Fowl farm to get water
WARREN — An extension of the Blueprint to Prosperity Waterline Initiative Project will bring water to the Allen Way Chicken Farm in Southington, which will use an estimated 5,600 gallons per day.
That’s equivalent to the amount of water used by 43 to 48 households, Trumbull County officials said Tuesday during a county workshop meeting.
County commissioners Wednesday approved a $67,570 professional engineering agreement with Burgess and Niple Inc. for the project. The contract will cover $16,000 for design engineering, preparation of bid documents, assistance during the bid process, construction administration and inspection, and Ohio Environmental Protection Agency fees, among other things.
Gary Newbrough, head of the county’s sanitary engineering department, said the company handled the engineering design for other parts of the Blueprint project and is familiar with the area and connections.
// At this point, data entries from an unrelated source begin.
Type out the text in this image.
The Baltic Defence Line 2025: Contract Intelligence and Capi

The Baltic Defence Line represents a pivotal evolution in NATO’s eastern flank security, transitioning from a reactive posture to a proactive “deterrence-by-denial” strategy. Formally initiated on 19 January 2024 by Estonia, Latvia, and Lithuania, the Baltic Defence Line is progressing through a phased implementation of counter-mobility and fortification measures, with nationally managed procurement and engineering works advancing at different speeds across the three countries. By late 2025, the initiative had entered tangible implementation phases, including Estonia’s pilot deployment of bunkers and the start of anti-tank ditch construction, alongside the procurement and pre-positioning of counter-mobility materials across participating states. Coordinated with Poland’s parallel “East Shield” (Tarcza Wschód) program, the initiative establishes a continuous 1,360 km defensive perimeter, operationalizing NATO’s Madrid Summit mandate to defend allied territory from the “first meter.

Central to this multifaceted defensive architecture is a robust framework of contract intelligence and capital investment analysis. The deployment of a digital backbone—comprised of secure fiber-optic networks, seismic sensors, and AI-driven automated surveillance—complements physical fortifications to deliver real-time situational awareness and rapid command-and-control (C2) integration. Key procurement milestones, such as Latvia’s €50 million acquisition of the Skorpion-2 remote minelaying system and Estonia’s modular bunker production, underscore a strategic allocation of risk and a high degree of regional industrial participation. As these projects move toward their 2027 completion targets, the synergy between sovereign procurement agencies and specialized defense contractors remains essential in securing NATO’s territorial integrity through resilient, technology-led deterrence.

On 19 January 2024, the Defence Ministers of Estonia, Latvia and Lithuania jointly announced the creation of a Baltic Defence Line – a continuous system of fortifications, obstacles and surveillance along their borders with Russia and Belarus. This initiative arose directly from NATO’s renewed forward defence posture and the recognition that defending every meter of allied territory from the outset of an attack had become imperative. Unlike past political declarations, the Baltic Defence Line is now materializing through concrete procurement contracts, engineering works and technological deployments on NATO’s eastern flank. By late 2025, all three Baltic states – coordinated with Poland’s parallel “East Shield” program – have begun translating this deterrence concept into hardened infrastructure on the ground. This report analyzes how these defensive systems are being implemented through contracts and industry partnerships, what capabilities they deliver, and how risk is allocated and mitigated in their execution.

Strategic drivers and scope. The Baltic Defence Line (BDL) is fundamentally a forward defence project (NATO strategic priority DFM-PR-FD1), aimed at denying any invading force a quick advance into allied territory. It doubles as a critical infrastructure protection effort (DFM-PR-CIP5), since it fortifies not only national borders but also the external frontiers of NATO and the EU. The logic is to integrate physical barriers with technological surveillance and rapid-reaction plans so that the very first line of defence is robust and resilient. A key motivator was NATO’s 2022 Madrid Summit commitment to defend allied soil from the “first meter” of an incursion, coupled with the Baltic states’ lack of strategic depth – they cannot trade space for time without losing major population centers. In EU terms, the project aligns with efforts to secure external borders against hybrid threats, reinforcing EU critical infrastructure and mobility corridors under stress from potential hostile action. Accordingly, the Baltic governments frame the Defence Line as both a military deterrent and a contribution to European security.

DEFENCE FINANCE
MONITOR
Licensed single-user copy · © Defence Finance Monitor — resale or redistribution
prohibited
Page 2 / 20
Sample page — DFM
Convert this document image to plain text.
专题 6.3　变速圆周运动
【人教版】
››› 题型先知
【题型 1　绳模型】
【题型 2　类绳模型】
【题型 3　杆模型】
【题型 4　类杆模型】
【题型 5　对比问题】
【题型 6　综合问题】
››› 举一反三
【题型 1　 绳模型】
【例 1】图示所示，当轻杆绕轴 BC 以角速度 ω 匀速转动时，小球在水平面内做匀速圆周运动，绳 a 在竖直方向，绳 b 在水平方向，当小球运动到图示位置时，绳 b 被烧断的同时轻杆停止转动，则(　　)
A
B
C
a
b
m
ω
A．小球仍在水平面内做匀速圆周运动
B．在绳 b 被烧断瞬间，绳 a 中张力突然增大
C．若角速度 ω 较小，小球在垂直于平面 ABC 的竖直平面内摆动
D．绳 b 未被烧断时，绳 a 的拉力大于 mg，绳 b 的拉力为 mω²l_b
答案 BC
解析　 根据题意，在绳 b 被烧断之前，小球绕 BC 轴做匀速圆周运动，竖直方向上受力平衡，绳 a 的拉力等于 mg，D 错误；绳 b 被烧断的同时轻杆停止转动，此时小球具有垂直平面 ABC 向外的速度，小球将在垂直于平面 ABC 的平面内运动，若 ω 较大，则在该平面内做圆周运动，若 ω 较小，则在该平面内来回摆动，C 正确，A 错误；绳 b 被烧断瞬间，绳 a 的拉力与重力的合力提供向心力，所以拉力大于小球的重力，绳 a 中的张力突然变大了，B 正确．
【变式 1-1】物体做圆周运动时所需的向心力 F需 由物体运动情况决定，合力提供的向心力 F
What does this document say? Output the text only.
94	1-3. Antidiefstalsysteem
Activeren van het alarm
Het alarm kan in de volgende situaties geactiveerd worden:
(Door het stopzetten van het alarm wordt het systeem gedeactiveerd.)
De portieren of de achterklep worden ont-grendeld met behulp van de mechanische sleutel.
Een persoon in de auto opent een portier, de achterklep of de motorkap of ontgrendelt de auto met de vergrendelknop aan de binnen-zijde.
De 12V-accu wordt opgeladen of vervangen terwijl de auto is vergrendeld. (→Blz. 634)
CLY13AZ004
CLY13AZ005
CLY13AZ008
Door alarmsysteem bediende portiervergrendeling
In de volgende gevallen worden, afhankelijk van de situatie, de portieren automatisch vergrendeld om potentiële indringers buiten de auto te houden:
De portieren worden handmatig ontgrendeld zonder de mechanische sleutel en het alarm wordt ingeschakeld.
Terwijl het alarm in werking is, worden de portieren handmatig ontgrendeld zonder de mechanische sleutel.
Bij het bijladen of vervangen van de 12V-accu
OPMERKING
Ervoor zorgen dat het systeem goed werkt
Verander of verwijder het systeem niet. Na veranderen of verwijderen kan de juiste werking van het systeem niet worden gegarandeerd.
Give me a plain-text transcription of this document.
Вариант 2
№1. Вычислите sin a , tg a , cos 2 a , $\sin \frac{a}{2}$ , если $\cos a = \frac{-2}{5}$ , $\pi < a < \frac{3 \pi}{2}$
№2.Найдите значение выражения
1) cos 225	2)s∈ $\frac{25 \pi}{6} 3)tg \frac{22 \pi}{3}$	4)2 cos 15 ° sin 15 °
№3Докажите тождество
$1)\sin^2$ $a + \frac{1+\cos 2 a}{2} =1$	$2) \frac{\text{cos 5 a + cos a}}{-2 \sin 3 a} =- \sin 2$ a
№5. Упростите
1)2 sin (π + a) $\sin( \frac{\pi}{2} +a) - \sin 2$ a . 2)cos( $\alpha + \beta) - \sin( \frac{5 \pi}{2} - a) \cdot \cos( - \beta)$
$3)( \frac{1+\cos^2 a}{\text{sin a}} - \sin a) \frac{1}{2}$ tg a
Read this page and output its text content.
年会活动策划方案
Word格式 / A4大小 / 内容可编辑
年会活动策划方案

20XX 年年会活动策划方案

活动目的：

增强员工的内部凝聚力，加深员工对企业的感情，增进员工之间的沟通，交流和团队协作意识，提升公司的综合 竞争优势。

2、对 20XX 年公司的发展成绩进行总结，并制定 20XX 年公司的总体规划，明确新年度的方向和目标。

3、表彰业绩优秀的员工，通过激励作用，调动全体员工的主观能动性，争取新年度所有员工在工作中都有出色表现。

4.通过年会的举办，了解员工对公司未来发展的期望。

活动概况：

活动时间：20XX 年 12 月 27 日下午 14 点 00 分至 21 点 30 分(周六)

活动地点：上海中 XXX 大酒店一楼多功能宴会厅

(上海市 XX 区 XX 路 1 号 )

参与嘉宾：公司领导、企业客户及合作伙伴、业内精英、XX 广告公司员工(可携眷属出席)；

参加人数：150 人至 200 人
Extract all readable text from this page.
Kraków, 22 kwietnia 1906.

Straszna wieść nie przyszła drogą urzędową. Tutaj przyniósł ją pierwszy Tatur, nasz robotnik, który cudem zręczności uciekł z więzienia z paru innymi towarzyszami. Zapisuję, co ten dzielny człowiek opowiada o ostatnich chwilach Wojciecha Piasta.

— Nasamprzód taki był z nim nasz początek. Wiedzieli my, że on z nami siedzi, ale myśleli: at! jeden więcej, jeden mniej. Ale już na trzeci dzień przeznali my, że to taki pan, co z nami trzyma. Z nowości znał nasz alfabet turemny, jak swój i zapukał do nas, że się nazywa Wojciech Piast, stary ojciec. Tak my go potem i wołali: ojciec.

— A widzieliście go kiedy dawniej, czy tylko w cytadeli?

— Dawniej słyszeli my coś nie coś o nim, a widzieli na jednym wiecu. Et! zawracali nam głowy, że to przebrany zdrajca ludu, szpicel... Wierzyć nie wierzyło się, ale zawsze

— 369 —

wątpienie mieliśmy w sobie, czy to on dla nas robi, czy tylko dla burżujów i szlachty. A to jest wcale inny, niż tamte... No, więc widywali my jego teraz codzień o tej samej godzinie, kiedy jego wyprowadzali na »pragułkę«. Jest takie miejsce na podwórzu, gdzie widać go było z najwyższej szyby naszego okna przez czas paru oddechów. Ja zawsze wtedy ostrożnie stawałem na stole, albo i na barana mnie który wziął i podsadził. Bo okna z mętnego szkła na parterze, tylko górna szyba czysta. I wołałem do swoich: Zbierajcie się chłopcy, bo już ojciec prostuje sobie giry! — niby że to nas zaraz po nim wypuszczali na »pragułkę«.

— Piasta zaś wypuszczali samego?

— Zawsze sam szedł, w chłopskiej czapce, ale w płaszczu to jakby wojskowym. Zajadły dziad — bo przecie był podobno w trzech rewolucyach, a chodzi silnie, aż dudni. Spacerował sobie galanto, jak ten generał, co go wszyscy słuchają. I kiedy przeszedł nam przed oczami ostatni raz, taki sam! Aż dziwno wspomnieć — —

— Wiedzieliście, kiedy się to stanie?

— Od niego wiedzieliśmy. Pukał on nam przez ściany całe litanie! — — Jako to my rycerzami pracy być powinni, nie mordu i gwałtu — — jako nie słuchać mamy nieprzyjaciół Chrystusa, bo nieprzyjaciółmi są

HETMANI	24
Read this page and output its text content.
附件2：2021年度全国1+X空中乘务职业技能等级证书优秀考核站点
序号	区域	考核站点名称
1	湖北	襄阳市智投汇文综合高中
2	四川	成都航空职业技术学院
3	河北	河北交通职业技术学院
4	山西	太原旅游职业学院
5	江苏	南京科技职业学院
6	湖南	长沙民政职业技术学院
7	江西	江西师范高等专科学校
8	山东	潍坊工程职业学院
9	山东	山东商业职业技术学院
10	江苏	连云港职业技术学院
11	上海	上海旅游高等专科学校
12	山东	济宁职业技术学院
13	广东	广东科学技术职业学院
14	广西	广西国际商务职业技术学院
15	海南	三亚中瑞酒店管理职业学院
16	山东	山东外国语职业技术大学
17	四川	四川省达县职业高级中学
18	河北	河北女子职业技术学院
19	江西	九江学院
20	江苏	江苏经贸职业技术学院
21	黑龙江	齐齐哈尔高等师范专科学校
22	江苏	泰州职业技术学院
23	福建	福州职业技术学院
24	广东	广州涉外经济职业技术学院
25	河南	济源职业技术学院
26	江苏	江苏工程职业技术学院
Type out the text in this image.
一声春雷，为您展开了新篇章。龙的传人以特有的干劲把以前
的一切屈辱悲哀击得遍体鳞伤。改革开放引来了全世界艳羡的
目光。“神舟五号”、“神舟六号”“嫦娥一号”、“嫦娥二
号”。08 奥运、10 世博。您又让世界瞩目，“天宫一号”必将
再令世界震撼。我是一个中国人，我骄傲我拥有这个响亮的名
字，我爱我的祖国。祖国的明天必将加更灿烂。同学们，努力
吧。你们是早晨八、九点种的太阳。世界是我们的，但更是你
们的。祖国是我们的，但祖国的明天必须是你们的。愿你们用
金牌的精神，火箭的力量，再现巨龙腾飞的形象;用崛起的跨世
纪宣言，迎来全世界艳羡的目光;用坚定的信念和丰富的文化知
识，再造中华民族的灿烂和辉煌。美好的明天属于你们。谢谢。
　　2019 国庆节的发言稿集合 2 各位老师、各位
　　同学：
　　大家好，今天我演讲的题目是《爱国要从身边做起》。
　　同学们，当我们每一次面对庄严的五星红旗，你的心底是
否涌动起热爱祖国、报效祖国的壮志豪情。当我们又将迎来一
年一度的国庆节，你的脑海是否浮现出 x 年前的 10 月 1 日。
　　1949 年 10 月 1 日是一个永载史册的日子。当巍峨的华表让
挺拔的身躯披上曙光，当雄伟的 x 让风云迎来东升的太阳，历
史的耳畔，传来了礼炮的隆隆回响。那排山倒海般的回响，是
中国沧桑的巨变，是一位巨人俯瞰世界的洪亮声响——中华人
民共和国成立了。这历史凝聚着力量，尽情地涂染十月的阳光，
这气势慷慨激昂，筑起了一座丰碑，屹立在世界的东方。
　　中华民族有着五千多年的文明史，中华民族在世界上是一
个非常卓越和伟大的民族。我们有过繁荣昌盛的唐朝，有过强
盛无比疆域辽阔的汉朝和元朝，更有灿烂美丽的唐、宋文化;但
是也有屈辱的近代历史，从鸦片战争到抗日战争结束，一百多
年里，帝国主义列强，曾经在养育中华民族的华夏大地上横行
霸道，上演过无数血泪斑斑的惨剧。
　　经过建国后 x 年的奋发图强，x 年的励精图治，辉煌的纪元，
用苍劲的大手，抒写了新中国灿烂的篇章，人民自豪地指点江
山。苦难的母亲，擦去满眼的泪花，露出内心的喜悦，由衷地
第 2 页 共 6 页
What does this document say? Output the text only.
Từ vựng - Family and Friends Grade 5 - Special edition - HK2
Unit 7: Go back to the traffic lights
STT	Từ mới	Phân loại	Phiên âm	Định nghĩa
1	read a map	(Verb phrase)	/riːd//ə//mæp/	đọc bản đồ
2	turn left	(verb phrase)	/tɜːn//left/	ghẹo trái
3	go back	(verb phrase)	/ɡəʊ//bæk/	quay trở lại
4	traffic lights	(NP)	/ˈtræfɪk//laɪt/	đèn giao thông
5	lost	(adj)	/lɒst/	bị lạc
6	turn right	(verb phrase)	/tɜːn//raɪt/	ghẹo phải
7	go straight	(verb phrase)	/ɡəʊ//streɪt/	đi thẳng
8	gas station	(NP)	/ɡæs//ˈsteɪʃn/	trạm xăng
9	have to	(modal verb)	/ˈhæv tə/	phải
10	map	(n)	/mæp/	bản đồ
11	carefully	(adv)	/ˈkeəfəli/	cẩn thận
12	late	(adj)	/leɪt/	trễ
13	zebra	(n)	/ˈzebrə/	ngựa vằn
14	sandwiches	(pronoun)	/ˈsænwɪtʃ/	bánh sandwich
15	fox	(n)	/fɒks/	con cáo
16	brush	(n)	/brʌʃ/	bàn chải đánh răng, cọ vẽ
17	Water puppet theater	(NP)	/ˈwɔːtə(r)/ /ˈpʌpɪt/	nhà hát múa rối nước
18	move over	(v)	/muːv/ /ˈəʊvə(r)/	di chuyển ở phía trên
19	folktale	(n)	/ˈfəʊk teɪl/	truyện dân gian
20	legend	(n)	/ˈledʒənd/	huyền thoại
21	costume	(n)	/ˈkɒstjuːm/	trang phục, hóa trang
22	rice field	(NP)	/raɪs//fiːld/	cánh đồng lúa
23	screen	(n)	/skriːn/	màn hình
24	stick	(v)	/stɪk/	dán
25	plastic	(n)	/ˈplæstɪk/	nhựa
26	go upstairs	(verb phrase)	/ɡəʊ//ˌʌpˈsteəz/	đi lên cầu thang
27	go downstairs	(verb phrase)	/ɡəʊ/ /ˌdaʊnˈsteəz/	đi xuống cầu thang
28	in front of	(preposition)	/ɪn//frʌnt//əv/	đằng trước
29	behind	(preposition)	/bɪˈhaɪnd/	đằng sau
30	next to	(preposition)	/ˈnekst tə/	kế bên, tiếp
It’s the latest connection to the Blueprint project. As long as the project costs less than $325,000, and it is expected to cost about $300,000, the project will benefit all of the county’s customers in the project — at least 225 customers — by lowering the overall debt that is being paid off by the other customers through capital fees.
Commissioner Frank Fuda said the more customers in a project, then the lower the cost for everyone.
Though the project is not being amended into the original project, funds for the Blueprint project and the groundwork laid in the original project will make it possible, Newbrough said.
The project will extend the water main on Helsey Fusselman Road to the farm with 2,600 feet of waterline, Newbrough said. At least two other homes on the route are interested in tying in, too, Newbrough said.
So with just three connections, the project will generate the equivalent of about 50 residential customers, Newbrough and Fuda said.
An agreement between the operation and the county is being reviewed by attorneys and will call for a prorated payment of the cost of the waterline if operations end.
The project also will help plan for future extensions into that part of the county, Newbrough said.
Shirley McIntosh, West Farmington’s mayor, asked questions about the extension to ensure it wouldn’t raise the cost for customers in the village. It will not, Newbrough said, and should ease the overall burden on all of the customers. The same rate will apply to all, he said. She asked to be kept informed of future extensions.
Niki Frenchko, the newest county commissioner, said plans are in the works to create policies that will ensure all future water and sanitary projects are discussed in an open meeting before they are voted on and implemented.